The Film That Got Away: Raging Bull


By Christian DiMartino

Title: Raging Bull

Genre: Drama, Sports

Release Date: Dec. 19, 1980

Film Rating: R

Leads: Robert De Niro, Joe Pesci, Cathy Moriarty

Writer(s): Paul Schrader, Mardik Martin (Based on the novel by Jake La Motta)

Director: Martin Scorsese

Ranking the films of Martin Scorsese is an extremely difficult thing to do, considering just how many great movies he has made throughout his career. This is the man who brought us Goodfellas, Gangs of New York, The Wolf of Wall Street, Taxi Driver (a film I have reviewed in the past), and many more. My personal favorite is The Departed, which won the Best Picture Oscar in 2006 (and, after an extremely long wait, scored Scorsese his first Oscar win). His second best movie, without question, is Raging Bull.

Raging Bull tells the true story of a heavyweight boxer named Jake La Motta (played to absolutely terrifying perfection by Robert De Niro). La Motta, judging from other boxing movies, is nothing like Rocky Balboa or James “Cinderella Man” Braddock. While those two were loving, caring gentlemen, La Motta is just a monster. He takes his rage from within the ring and releases it into his personal life. The film follows his rise and fall, as his madness and anger drives away the people he loves the most, including his brother Joey (Joe Pesci) and his wife Vickie (Cathy Moriarty).

Raging Bull is considered a sports movie, but I beg to differ. Rather, it is more of a character study of a sociopath, and a great one at that. This film marked the fourth time that Scorsese and De Niro teamed up, and this is easily their best collaboration. Raging Bull is powerful stuff.

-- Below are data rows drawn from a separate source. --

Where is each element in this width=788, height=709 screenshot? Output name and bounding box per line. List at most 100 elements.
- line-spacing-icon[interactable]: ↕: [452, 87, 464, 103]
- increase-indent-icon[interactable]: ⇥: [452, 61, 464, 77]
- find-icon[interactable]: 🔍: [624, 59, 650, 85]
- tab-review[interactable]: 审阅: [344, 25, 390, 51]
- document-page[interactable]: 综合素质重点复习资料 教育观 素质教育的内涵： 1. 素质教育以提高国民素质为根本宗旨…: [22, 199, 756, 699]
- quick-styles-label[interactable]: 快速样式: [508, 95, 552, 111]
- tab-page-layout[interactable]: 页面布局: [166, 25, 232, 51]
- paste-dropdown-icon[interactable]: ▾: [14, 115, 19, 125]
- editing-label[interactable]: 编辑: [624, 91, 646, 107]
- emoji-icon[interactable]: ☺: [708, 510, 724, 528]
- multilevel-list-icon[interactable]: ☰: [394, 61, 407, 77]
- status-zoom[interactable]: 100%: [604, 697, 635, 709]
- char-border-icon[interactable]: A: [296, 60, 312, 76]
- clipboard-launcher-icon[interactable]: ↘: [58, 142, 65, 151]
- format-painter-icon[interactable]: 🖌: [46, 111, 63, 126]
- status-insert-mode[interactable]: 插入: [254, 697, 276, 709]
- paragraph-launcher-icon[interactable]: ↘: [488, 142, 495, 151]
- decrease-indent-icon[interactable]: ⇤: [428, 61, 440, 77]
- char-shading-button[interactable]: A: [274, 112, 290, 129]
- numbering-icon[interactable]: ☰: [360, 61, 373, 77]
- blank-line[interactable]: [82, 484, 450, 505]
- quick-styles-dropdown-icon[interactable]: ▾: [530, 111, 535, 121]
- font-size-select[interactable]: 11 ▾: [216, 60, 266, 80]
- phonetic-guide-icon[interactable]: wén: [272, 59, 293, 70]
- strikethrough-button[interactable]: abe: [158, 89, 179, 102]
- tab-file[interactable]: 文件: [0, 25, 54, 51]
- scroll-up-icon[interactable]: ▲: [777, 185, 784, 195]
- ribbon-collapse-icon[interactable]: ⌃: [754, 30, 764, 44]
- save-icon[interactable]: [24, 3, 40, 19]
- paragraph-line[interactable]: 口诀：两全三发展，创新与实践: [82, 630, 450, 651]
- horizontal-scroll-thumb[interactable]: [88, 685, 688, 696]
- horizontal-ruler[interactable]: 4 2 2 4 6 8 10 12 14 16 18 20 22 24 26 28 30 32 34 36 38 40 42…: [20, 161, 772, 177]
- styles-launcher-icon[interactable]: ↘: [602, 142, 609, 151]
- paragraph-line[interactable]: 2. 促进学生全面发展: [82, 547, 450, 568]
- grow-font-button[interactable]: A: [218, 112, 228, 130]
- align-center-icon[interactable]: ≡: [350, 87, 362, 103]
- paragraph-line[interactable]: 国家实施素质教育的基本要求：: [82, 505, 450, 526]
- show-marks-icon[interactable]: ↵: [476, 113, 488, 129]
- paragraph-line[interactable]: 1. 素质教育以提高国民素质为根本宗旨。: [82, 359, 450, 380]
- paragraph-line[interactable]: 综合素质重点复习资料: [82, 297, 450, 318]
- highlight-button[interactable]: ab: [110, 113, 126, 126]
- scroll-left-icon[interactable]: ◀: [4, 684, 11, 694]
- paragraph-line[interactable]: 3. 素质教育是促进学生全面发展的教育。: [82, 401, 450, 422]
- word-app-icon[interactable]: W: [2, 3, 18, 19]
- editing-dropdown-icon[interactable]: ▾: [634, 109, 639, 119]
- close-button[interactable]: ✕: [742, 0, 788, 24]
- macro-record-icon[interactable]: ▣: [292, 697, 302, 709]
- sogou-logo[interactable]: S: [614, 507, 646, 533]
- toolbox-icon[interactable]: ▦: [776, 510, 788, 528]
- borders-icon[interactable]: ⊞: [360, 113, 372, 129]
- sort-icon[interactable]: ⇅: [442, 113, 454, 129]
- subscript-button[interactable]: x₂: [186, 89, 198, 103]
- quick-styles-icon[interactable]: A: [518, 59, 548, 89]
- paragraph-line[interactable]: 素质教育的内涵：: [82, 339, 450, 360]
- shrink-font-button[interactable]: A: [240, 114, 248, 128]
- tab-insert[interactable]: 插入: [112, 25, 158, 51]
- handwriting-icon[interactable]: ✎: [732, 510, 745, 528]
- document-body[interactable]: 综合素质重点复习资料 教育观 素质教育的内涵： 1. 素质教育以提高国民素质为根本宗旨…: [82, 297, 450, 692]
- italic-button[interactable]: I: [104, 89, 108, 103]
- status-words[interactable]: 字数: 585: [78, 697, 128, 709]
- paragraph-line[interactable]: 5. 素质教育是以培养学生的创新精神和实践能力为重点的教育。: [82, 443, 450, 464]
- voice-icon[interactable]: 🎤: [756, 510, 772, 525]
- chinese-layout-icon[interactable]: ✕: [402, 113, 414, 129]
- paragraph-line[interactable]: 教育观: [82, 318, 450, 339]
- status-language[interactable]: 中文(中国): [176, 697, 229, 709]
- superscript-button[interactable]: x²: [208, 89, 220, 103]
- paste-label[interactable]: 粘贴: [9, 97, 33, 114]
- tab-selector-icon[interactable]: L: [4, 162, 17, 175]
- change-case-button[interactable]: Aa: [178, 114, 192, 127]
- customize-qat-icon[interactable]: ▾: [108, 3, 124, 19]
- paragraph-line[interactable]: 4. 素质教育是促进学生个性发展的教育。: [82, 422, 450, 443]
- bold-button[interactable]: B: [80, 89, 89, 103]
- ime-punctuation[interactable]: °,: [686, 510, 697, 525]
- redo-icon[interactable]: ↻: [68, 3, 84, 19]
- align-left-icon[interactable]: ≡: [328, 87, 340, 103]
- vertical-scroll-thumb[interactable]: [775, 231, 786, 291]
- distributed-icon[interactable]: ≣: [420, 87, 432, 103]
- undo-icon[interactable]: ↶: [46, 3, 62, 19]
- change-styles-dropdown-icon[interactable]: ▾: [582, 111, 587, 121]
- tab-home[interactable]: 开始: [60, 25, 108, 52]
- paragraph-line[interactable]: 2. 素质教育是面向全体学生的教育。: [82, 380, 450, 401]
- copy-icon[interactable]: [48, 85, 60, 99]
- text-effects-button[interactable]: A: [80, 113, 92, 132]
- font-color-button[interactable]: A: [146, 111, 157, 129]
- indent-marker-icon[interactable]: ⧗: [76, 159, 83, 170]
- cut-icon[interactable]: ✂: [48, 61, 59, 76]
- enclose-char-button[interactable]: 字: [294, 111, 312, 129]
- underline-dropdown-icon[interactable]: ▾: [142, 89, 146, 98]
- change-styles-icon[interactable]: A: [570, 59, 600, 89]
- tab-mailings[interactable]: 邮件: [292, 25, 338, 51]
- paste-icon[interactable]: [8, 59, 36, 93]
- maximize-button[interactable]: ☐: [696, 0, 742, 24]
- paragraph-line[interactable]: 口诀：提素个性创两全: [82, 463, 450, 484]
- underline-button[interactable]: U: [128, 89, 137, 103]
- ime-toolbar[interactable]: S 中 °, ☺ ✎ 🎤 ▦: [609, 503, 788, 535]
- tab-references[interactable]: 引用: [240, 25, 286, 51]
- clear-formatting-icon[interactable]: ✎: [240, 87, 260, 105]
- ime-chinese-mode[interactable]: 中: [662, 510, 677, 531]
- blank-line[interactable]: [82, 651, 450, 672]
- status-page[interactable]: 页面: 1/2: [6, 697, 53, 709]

It is a fascinating, and in its own way, terrifying film. The film does not really have a character to root for, but that is sort of Scorsese’s gift: he knows how to make these terrible, crazy people watchable. It has worked for him on numerous occasions (The Wolf of Wall Street, The King of Comedy, to name a few).

In the end though, this movie might not have been as special if De Niro was not in it. De Niro, in some ways, is this movie. All of the acting here is great, but De Niro stands out from the rest. There is one scene in particular, in which Jake accuses Joey of sleeping with his wife and attacks him. That scene alone shows La Motta for what he really is: a raging bull. De Niro will never do anything like it ever again. It is among the finest performances I have ever seen.

The film won two Oscars, including Best Actor (De Niro) and Best Film Editing. It was also nominated for Best Picture, Director, Supporting Actor (Pesci), and Supporting Actress (Moriarty). It lost Best Picture and Director to Robert Redford’s powerful film Ordinary People. So, now, my real point emerges. Although Ordinary People is a great movie, I guarantee you that if Robert Redford sat down in a room and watched Ordinary People and Raging Bull back to back, he would admit Raging Bull is better, because it is.

It blows my mind that this film, along with Taxi Driver and Goodfellas sent Scorsese home empty handed. All three of these films should have won Best Picture, and it still irritates me. Raging Bull is such a great movie. This movie holds you in its grip and does not let go until the very end. So, due to its Oscar snubs, and the fact that I know nobody who has seen it, this truly is a film that got away.